Les numéros des pages citées renvoient à cette édition. Les textes élaborés ci-après empruntent largement à l’éditrice et à ses sources. Ils proposent une lecture des Œuvres de Deligny, étant entendu que seule leur lecture exhaustive peut rendre compte avec exactitude du cheminement de sa pensée.

Le quotidien dans les Cévennes est en quelque sorte excédé par la recherche qui l’anime, et le cadastrage institutionnel éclate de toutes parts, écrit Isaac Joseph en 1978 (p.1211). Le problème fondamental d’une tentative est d’exister en dehors des institutions et des appareils de manière structurée. La position politique de la tentative consiste à ne pas passer d’un éclatement primordial à l’affirmation d’une identité (p.1213). A trop se définir ou à être défini par les autres, le groupe perd de sa capacité à chercher et inventer. Deligny remarque :

« (De méthode) … je n’en ai jamais eu. Il s’agit bien, à un moment donné, dans des lieux très réels, dans une conjoncture on ne peut plus concrète, d’une position à tenir. Il ne m’est jamais arrivé de pouvoir la tenir plus de deux ou trois ans. A chaque fois elle était cernée, investie et je m’en tirais comme je pouvais, sans armes et sans bagages et toujours sans méthode. » (Au sujet de La Grande Cordée, 1967)

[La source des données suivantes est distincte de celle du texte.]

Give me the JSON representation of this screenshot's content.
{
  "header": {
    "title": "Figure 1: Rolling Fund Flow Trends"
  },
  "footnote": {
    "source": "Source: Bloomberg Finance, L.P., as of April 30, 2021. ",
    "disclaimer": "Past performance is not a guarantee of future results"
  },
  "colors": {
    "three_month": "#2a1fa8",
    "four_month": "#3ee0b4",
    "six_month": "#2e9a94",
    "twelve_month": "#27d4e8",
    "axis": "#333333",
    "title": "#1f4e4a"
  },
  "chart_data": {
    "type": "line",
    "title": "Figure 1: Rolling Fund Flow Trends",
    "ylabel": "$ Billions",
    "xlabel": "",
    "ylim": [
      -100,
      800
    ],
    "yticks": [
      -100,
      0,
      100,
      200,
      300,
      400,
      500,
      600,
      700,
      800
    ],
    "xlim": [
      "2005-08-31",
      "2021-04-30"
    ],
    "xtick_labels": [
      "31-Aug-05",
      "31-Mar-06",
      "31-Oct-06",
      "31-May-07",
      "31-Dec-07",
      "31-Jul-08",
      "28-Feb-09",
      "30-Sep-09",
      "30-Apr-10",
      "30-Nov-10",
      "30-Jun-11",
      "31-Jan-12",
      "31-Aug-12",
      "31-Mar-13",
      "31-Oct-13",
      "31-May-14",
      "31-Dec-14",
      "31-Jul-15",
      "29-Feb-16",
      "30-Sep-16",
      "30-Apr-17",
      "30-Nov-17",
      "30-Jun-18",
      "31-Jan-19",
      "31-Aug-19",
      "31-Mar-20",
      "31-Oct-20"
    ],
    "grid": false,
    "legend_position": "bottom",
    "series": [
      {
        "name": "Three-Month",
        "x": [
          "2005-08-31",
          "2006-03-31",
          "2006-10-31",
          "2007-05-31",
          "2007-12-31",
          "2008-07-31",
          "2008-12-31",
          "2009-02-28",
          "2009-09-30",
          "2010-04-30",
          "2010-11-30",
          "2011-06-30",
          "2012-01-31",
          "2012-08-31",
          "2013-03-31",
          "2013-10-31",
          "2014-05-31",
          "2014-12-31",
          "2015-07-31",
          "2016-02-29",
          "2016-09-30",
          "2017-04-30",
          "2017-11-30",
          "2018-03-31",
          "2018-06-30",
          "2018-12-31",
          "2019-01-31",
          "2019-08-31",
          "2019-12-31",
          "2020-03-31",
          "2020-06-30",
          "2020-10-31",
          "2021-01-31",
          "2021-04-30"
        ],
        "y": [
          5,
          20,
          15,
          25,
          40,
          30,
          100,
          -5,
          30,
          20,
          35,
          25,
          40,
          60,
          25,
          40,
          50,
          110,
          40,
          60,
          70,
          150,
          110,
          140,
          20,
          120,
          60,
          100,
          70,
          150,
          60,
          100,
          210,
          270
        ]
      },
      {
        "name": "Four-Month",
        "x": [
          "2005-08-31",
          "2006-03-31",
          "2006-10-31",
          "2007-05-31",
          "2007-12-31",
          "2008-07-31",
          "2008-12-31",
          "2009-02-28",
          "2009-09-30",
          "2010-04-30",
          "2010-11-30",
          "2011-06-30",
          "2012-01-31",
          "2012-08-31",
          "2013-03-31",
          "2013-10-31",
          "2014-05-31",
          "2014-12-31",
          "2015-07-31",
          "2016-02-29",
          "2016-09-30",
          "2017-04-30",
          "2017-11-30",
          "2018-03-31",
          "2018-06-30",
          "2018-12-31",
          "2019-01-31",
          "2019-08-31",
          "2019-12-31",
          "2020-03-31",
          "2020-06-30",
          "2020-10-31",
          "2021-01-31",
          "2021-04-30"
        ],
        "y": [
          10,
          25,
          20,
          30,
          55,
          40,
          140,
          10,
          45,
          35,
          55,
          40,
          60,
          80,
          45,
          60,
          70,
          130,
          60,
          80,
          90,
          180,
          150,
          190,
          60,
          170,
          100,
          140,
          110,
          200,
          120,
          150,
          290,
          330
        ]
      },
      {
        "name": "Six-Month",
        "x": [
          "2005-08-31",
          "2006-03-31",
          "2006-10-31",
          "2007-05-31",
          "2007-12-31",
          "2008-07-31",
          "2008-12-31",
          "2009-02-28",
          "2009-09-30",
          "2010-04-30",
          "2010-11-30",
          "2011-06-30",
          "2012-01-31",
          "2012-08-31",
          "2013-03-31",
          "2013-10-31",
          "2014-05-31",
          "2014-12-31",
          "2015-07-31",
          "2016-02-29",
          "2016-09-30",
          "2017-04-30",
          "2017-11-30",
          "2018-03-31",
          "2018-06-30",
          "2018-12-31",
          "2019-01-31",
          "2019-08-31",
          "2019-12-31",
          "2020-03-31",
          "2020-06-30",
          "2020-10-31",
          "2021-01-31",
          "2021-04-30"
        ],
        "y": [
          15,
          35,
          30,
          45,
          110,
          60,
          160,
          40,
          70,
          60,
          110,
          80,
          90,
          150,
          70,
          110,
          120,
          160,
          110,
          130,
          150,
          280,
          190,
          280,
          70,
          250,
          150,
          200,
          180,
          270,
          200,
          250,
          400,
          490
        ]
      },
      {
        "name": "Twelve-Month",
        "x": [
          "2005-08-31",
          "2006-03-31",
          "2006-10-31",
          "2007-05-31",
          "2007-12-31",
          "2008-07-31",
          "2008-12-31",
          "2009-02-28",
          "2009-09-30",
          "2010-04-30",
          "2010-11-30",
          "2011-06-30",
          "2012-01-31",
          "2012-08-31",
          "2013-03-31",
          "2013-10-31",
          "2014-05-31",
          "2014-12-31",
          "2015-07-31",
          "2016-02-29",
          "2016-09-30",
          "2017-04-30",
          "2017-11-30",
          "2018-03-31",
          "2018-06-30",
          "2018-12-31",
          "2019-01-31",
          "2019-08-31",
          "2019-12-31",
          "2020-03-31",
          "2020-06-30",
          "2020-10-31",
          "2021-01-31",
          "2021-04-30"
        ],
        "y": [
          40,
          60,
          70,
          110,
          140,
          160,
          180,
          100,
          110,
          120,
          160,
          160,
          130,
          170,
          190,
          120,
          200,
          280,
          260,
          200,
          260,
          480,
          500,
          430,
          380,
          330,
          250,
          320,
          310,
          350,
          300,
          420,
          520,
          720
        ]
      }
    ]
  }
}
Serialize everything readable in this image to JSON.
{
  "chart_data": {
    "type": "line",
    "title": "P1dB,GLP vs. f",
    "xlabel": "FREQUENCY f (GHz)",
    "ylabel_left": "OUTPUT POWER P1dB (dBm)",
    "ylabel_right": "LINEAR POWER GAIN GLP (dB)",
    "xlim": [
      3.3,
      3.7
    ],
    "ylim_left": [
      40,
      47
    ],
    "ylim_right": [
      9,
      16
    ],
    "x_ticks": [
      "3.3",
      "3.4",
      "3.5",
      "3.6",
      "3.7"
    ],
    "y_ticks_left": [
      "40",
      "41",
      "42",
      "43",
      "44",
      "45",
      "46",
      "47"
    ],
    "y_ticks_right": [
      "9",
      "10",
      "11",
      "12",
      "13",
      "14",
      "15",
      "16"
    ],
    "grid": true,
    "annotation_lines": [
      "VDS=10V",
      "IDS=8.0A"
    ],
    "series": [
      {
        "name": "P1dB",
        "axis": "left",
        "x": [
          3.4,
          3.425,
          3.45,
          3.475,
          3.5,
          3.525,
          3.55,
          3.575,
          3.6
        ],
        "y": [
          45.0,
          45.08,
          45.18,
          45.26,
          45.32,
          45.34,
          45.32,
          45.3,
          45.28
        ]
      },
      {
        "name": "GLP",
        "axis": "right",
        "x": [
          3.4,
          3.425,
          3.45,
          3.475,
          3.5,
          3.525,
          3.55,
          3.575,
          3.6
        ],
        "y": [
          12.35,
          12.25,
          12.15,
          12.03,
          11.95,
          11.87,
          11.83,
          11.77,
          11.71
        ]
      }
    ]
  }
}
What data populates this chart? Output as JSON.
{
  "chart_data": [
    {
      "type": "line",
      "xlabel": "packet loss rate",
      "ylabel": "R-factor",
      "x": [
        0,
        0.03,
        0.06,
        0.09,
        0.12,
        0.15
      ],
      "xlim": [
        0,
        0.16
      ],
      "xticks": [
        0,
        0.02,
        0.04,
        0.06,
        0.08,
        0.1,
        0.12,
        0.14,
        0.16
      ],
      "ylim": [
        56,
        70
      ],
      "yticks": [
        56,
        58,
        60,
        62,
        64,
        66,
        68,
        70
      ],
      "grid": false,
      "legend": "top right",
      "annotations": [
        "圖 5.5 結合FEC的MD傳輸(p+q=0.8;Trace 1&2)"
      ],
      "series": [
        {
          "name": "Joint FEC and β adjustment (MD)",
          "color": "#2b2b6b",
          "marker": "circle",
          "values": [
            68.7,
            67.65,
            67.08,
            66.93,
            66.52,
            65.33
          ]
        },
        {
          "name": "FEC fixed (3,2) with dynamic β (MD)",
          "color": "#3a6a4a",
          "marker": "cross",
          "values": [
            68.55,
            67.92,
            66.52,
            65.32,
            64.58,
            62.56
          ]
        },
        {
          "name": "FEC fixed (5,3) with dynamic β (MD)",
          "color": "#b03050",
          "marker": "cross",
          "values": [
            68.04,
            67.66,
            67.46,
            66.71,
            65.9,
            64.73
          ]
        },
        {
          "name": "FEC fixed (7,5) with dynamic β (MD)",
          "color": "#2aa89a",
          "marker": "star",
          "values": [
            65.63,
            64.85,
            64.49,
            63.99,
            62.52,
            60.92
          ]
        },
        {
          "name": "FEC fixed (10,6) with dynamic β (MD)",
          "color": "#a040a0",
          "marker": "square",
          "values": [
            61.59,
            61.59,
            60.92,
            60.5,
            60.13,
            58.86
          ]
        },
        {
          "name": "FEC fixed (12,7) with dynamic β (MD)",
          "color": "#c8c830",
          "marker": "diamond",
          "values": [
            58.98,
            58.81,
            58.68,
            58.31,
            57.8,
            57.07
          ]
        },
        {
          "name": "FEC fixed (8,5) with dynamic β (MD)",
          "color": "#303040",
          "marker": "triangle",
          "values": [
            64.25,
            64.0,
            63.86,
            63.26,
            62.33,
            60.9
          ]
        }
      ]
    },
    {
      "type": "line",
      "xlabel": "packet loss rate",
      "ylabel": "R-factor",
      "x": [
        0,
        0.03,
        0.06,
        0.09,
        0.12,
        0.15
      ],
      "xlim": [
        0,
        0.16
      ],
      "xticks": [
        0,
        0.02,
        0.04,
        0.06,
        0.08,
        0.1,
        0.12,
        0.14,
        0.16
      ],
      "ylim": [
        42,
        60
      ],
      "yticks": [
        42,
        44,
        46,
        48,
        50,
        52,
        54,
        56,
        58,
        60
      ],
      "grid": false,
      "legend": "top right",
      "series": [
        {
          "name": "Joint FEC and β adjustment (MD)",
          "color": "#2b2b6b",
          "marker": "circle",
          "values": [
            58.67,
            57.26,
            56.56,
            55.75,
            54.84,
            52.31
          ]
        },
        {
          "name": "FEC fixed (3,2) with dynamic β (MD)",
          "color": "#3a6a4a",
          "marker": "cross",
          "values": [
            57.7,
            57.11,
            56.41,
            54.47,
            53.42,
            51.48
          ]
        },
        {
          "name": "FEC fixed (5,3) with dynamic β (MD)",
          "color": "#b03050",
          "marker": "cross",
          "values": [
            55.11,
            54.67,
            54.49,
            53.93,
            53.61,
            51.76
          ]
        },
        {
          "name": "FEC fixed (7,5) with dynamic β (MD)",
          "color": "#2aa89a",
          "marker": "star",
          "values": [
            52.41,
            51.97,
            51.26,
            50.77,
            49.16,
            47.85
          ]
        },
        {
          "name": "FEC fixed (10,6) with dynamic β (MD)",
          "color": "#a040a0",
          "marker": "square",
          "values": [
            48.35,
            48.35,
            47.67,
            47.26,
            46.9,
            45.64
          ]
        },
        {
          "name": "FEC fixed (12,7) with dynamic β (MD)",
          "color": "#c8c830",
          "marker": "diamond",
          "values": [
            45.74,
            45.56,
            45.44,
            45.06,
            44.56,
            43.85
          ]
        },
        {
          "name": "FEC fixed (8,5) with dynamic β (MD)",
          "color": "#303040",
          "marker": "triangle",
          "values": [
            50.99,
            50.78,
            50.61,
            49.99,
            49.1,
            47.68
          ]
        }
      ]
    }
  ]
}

A propos de méthode, dans la formation des éducateurs, Deligny se dit plus intéressé par l’agitation que par la propagande. Il oppose la dimension concrète de la pédagogie à l’application de principes qu’il déclare idéologiques. Dans les années 1970 encore, il fait référence à Makarenko, à la pédagogie institutionnelle et à l’organisation d’une colonie de mineurs délinquants (la colonie Gorki). Deligny se désolidarise de l’image de colonie et de la discipline qu’elle implique, mais il lui emprunte la confiance dans les jeunes accueillis, considérés comme ses semblables. Il met en avant l’aspect collectif du projet, la prise de distance de l’éducateur, l’écriture de romans tout en critiquant la militarisation des enfants.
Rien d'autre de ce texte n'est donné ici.